A third requirement for the county administrative organisation model to be established is the consideration of democratic bases. This presumes the establishment of new opportunities for citizens for participation in community life, together with the opportunity to delegate their rights and obligations to a higher administrative level as well. The development of democratic bases in administrative organisation presumes the decentralisation of executive state power and the reallocation of functions between the state and local government administrative levels.
The fourth requirement is the consideration of evolutionary development in the functional and organisational organisation of local government. Here, consideration of the local government traditions of county governance is also justified, proceeding from the development needs and possibilities of public administration.
Guaranteeing of the stability of the model is the fifth requirement. This presumes renewal and adaptation in changing conditions. This involves achieving a so-called moving balance, under which a certain rigidity and functional flexibility of the organisational structure must be designed in, providing the new functions with a place in the existing structures and at the same time guaranteeing the ability for fast response in changing situations. With respect to certain parameters, the model must also allow alternative solutions in recognition of differences from one county to the next, to guarantee the efficient use of local conditions and opportunities.
The sixth requirement presumes the handling of the public administration organisation as a complete system with relations and balance among various administrative levels, and where the changes planned in the functions, organisation, and legal status of the parts of the system cause changes in the system as a whole as well.
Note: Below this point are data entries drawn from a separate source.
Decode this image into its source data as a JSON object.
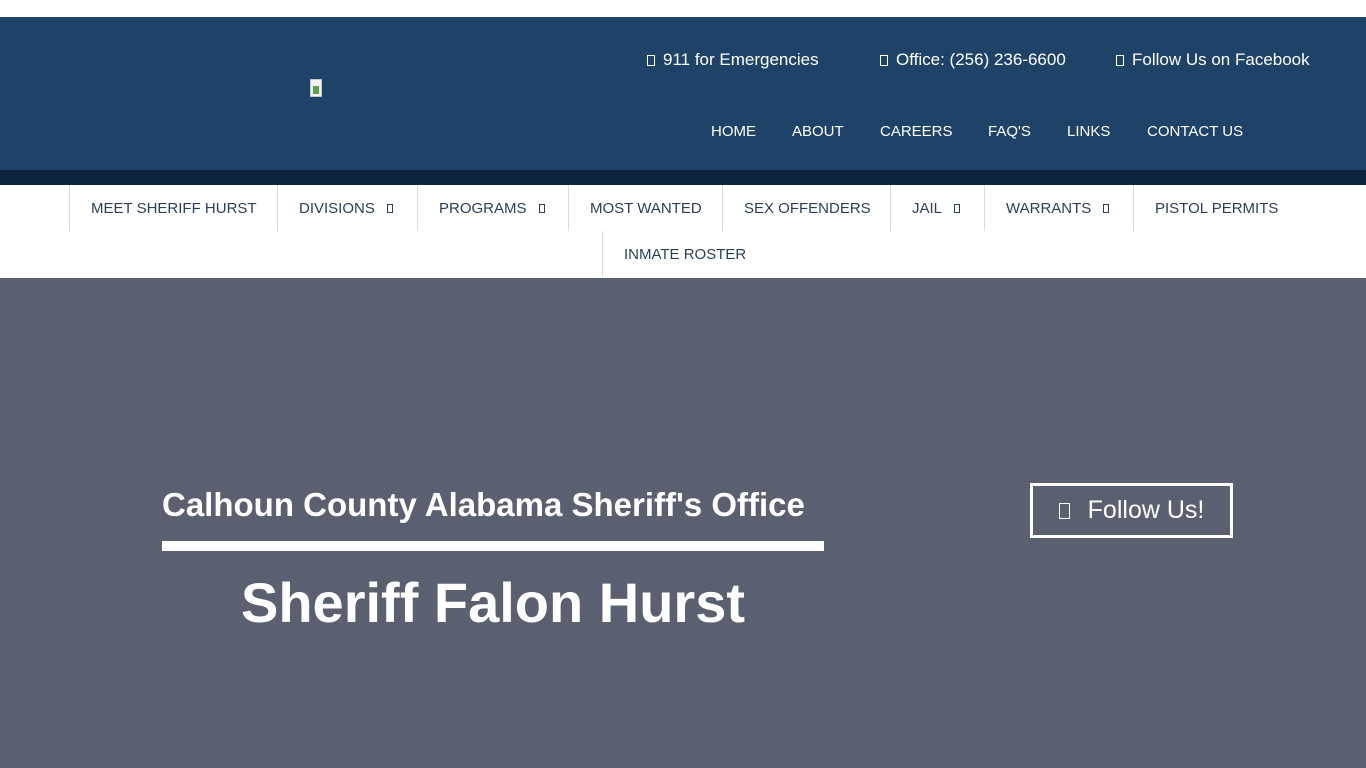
{
  "header": {
    "contacts": [
      {
        "icon": "alert-icon",
        "label": "911 for Emergencies"
      },
      {
        "icon": "phone-icon",
        "label": "Office: (256) 236-6600"
      },
      {
        "icon": "facebook-icon",
        "label": "Follow Us on Facebook"
      }
    ],
    "top_nav": [
      "HOME",
      "ABOUT",
      "CAREERS",
      "FAQ'S",
      "LINKS",
      "CONTACT US"
    ]
  },
  "main_nav": [
    {
      "label": "MEET SHERIFF HURST",
      "dropdown": false
    },
    {
      "label": "DIVISIONS",
      "dropdown": true
    },
    {
      "label": "PROGRAMS",
      "dropdown": true
    },
    {
      "label": "MOST WANTED",
      "dropdown": false
    },
    {
      "label": "SEX OFFENDERS",
      "dropdown": false
    },
    {
      "label": "JAIL",
      "dropdown": true
    },
    {
      "label": "WARRANTS",
      "dropdown": true
    },
    {
      "label": "PISTOL PERMITS",
      "dropdown": false
    },
    {
      "label": "INMATE ROSTER",
      "dropdown": false
    }
  ],
  "hero": {
    "subtitle": "Calhoun County Alabama Sheriff's Office",
    "title": "Sheriff Falon Hurst",
    "follow_button": "Follow Us!",
    "follow_icon": "facebook-icon"
  },
  "colors": {
    "header_bg": "#1f4268",
    "header_band": "#0c2440",
    "hero_bg": "#5a6070",
    "nav_text": "#2b3f58"
  }
}
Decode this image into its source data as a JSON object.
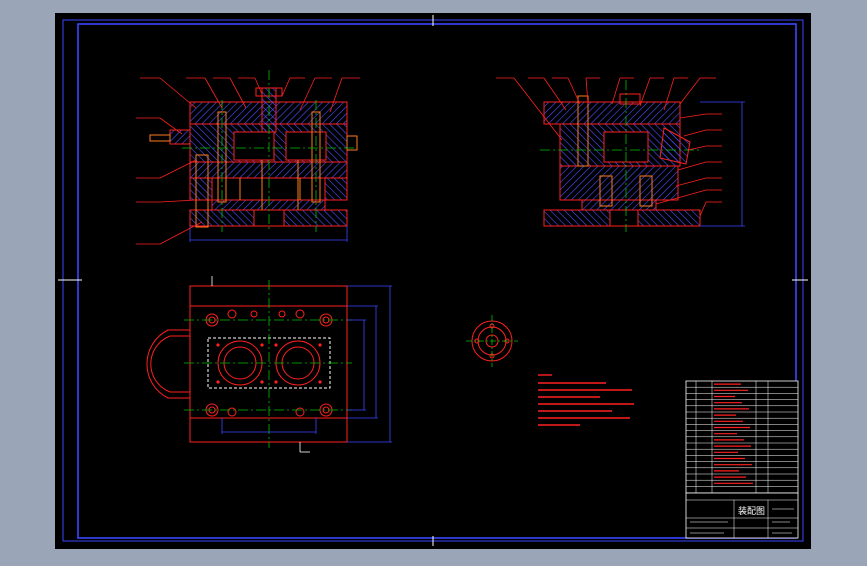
{
  "colors": {
    "background": "#9aa6b8",
    "canvas": "#000000",
    "frame": "#3b46ff",
    "line_red": "#ff2020",
    "line_orange": "#ff7a1a",
    "line_blue": "#3b46ff",
    "centerline": "#00c000",
    "hatch": "#4a52ff",
    "text_white": "#ffffff"
  },
  "drawing": {
    "title_block": {
      "title": "装配图"
    }
  }
}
The implementation of this requirement, in the case of a regional administration model for establishment, presumes the identification of transfers and relations with the first level of state administration and local government.
Finally, the seventh requirement presumes the development of state supervision as a state guarantee of a balanced complete system and public interest in the activities of institutions engaged in county management, and co-ordination in the activities of bodies engaged in supervision.
In the Estonian legal order, the form providing various solutions is a legal person under public law. The analysis of the options for such a legal arrangement in the organisation of public administration was, however, compiled years ago *11 and the theoretical development of the concept of the legal person in public law has been modest in recent years.
When considering § 25 (2) of the General Part of the Civil Code Act *12 , according to which “A legal person in public law is the state, local government unit and other legal person that has been established in the public interest and on the basis of a law applying to this legal person”, we can find support for further discussions here. In handling the state and a local government unit as a legal person in public law, we could position the county in this complete and logical system as well.
A county as a legal person in public law would unite the public interests of a county as a territorial community, connect the state and local government administrative functions at county level on clear and definite grounds, and enable unique substantiation for the organisation of the institutions performing the respective functions.